WASHINGTON — A 36-year veteran of the Justice Department this week accused Attorney General William P. Barr of abusing his power to sway the election for President Trump and said he was quitting, making him the third sitting prosecutor to issue a rare public rebuke of the attorney general.
“Barr’s resentment toward rule-of-law prosecutors became increasingly difficult to ignore, as did his slavish obedience to Donald Trump’s will,” Phillip Halpern, a federal prosecutor in San Diego, said in a letter published Wednesday in The San Diego Union-Tribune. “This career bureaucrat seems determined to turn our democracy into an autocracy.”
Mr. Halpern said he chose to retire as well, calling Mr. Barr “a well-trained bureaucrat” without prosecutorial experience and alleging that he scorned honest apolitical prosecutors and selectively meddled in the criminal justice system to help Mr. Trump’s allies.
He said he would have quit earlier but stayed on because he worried that the department under Mr. Barr would have interfered in his prosecution of former Representative Duncan D. Hunter, Republican of California, who pleaded guilty in December to conspiracy to steal campaign funds.
The condemnations by Mr. Halpern and the two other prosecutors, one in Seattle and one in Boston, broke with a longstanding practice by Justice Department lawyers not to publicly discuss internal affairs.
“I have never seen sitting prosecutors go on the record with concerns about the attorney general,” said Paul Butler, a professor at Georgetown Law who served as a federal prosecutor during Mr. Barr’s earlier tour as attorney general in the George Bush administration. “This is unprecedented.”
He said that during Mr. Barr’s first stint as attorney general, line prosecutors did not feel the sense of crisis that they feel now. “Trump is the difference,” Mr. Butler said. “Barr was attorney general, but he was still beholden to the president, and he didn’t put the pressure on the attorney general that Trump has.”
Kerri Kupec, a Justice Department spokeswoman, did not respond to a request for comment on the letters or to a question about whether the two prosecutors still at the department who spoke out would face disciplinary action.
More than 110,000 people work at the Justice Department, and internal disagreement is common, as at any large organization; the disputes sometimes spill into view through news reports. The department and its prosecutors have come under tremendous scrutiny under Mr. Trump, as he has publicly criticized prosecutors for charging his allies and said that he wanted them to put his political enemies in jail.

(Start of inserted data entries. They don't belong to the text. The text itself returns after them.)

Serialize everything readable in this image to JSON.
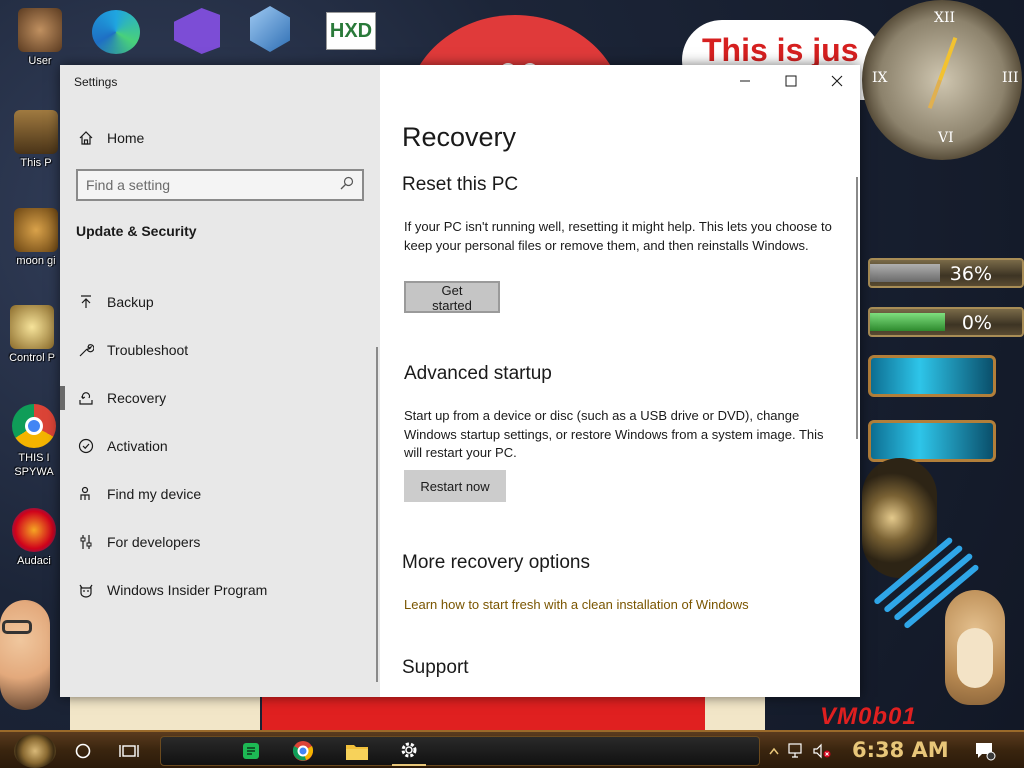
{
  "window": {
    "title": "Settings",
    "controls": {
      "minimize": "minimize",
      "maximize": "maximize",
      "close": "close"
    }
  },
  "nav": {
    "home_label": "Home",
    "search_placeholder": "Find a setting",
    "section_label": "Update & Security",
    "items": [
      {
        "label": "Backup",
        "icon": "backup-arrow-icon"
      },
      {
        "label": "Troubleshoot",
        "icon": "wrench-icon"
      },
      {
        "label": "Recovery",
        "icon": "recovery-icon",
        "selected": true
      },
      {
        "label": "Activation",
        "icon": "check-circle-icon"
      },
      {
        "label": "Find my device",
        "icon": "person-pin-icon"
      },
      {
        "label": "For developers",
        "icon": "sliders-icon"
      },
      {
        "label": "Windows Insider Program",
        "icon": "insider-cat-icon"
      }
    ]
  },
  "content": {
    "page_title": "Recovery",
    "reset": {
      "heading": "Reset this PC",
      "body": "If your PC isn't running well, resetting it might help. This lets you choose to keep your personal files or remove them, and then reinstalls Windows.",
      "button": "Get started"
    },
    "advanced": {
      "heading": "Advanced startup",
      "body": "Start up from a device or disc (such as a USB drive or DVD), change Windows startup settings, or restore Windows from a system image. This will restart your PC.",
      "button": "Restart now"
    },
    "more": {
      "heading": "More recovery options",
      "link": "Learn how to start fresh with a clean installation of Windows"
    },
    "support": {
      "heading": "Support"
    }
  },
  "desktop": {
    "icons": [
      {
        "label": "User"
      },
      {
        "label": "This P"
      },
      {
        "label": "moon gi"
      },
      {
        "label": "Control P"
      },
      {
        "label": "THIS I SPYWA"
      },
      {
        "label": "Audaci"
      }
    ],
    "wallpaper": {
      "bubble_text": "This is jus",
      "meter_1": "36%",
      "meter_2": "0%",
      "brand": "VM0b01"
    }
  },
  "taskbar": {
    "clock": "6:38 AM",
    "apps": [
      "search-circle-icon",
      "task-view-icon",
      "notes-app-icon",
      "chrome-icon",
      "file-explorer-icon",
      "settings-gear-icon"
    ]
  },
  "colors": {
    "accent_link": "#7a5500",
    "nav_bg": "#e8e8e8",
    "button_bg": "#cccccc"
  }
}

Mr. Butler pointed to a recent book by Andrew Weissmann, a prosecutor on the Russia investigation, as an example of how the norm of the department’s rank and file remaining quiet had softened. Mr. Weissmann’s book gives an inside looking into some of the deliberations that took place during the investigation and criticized the special counsel, Robert S. Mueller III, for being overly cautious.
Mr. Mueller publicly pushed back on some of Mr. Weissmann’s claims in a rare public statement.
“Even five years ago, that would have been shocking,” Mr. Butler said of the back-and-forth.
But he argued that the three prosecutors’ critiques of Mr. Barr were particularly unusual. “Most people in the past would have been afraid that they would be tainted or blackballed from future jobs for publicly criticizing the attorney general,” Mr. Butler said. “But I don’t think that these letter writers will suffer consequences outside of the department.”
Mr. Halpern, who worked under six presidents of both parties, said that he observed colleagues quitting and that highly qualified lawyers seemed unwilling to apply to be federal prosecutors because of how Mr. Barr helmed the department.
“I always believed the department’s past leaders were dedicated to the rule of law and the guiding principle that justice is blind,” Mr. Halpern said. “That is a bygone era, but it should not be forgotten.”